The EIS looks at only two alternative scenarios for the new fleet: 90% ICE vehicles and 10% EVs; or 100% EVs. The USPS does not consider the 75% EV fleet composition proposed in the Postal Vehicle Modernization Act (HR1636), sponsored by US Representative Jared Huffman.
The EIS report acknowledges that a 100% EV fleet would produce 200% less emissions than the 90% ICE/10% EV option, but calls electrification financially infeasible considering the current financial status of the USPS. According to ZETA, this analysis is inaccurate for several reasons: “The cost calculation inexplicably uses nickel manganese batteries, which are more expensive—and less common and efficient—than EV industry-standard lithium-ion batteries. Furthermore, the USPS’s conclusions about BEVs’ financial impact did not consider its own analysis about the social cost of carbon: The USPS calculated that the 100% BEV scenario could save three times as much in social costs compared to the 90% ICE and 10% BEV scenario. The EIS also cites the cost of charging infrastructure as a barrier to the 100% BEV scenario, but it does not list the assumptions or calculations used to make that conclusion.”
A recent report from the Electrification Coalition and Atlas Public Policy found that “USPS offers a uniquely strong case for vehicle electrification.” According to the study, “Federal Fleet Electrification Assessment,” by 2025, EVs will be less expensive than conventional vehicles for more than 99 percent of the USPS light-duty fleet, and electrification could save taxpayers some $2.9 billion. By 2030, that figure increases to nearly 100 percent, and the switch could save $4.6 billion.
The USPS also concluded that EVs are incapable of handling the distance, weather conditions, or charging requirements on up to 12,500 of the agency’s 232,000 routes.
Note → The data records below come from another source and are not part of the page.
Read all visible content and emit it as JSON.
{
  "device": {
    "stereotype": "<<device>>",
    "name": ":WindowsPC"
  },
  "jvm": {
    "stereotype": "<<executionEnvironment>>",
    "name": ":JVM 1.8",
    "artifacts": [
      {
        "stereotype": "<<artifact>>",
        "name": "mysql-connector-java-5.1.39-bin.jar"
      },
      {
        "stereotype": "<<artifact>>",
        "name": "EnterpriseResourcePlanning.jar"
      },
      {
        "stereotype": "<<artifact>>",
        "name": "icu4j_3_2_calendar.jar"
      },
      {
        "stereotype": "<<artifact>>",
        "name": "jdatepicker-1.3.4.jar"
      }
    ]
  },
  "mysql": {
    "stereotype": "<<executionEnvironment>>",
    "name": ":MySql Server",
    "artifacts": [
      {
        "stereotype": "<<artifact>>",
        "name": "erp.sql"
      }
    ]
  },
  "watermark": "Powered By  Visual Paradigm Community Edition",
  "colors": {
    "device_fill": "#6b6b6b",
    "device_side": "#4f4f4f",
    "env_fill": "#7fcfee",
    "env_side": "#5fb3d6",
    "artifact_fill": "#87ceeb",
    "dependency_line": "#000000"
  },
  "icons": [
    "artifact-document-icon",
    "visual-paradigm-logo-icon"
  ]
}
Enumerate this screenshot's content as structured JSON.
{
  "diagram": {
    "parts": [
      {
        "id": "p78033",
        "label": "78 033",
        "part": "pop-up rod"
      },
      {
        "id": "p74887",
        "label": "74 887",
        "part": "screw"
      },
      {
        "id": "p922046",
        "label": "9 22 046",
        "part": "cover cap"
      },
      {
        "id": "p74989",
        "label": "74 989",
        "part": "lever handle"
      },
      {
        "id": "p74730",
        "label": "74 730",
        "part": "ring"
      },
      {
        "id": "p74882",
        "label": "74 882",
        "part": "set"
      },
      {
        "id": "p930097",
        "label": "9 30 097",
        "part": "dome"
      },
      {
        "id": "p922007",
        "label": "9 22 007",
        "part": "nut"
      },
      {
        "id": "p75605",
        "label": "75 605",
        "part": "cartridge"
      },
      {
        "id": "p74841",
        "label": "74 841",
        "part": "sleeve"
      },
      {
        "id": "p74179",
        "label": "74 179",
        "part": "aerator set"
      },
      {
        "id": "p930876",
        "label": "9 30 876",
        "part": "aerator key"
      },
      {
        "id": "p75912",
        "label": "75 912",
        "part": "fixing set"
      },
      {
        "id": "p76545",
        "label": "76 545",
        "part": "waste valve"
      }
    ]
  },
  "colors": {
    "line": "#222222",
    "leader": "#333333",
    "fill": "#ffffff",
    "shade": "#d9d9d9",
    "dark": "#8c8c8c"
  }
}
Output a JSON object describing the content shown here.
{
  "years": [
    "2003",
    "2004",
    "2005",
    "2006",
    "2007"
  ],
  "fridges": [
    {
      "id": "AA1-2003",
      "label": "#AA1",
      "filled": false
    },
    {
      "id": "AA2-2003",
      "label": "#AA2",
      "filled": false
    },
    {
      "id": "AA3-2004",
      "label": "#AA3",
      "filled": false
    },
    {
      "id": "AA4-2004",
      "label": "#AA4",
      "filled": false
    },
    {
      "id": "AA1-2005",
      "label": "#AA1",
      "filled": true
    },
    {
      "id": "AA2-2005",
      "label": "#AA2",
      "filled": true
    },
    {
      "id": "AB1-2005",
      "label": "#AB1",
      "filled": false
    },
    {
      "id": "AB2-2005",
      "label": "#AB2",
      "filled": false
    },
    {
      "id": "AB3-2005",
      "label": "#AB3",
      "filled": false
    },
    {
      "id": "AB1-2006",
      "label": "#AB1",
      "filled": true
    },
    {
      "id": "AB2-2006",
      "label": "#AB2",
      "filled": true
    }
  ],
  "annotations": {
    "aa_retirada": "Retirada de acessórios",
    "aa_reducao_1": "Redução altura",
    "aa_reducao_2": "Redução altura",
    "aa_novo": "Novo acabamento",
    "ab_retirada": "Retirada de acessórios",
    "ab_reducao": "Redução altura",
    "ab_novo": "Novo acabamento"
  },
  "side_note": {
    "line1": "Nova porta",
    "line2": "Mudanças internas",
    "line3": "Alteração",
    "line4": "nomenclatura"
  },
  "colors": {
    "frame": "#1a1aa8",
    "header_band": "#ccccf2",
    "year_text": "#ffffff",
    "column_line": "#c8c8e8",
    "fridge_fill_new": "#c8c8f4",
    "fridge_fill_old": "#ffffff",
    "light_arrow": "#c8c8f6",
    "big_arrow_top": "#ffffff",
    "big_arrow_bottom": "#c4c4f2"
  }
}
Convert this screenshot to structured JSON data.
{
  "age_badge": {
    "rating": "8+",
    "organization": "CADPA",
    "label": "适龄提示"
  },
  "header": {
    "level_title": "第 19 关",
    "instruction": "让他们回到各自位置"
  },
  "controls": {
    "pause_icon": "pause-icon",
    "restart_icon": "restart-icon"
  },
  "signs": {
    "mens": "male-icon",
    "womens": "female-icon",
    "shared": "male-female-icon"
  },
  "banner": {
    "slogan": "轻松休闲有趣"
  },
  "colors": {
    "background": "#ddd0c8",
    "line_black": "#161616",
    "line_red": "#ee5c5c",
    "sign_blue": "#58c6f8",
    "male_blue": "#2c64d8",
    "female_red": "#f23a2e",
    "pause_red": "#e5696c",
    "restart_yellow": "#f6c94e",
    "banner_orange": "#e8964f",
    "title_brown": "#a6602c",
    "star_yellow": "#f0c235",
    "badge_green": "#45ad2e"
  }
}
As ZETA point out, the supposedly EV-unfriendly routes represent less than 5.4% of the USPS’s total routes. Furthermore, the USPS does not plan to replace 100% of its existing fleet—rather, it is replacing 22.9% to 75.6% of its fleet over the next ten years.
“Its remaining vehicles could easily cover these routes, or the USPS could purchase a small percentage of new, fuel-efficient ICE vehicles to cover these routes,” writes ZETA. “The USPS inexplicably argues that because 5.4% of its routes are not a good fit for electrification, it is justified in acquiring a 90% gas-powered new fleet.”
“The USPS cherry-picked their models and data in order to weave the narrative they needed to justify their decision to pursue [a mostly ICE fleet],” ZETA concludes. “The USPS’s EIS shows a clear bias against BEVs by excluding data, relying on unrealistic assumptions, and mistaking simple facts.”
ZETA plans to participate in the formal public comment period of the draft EIS.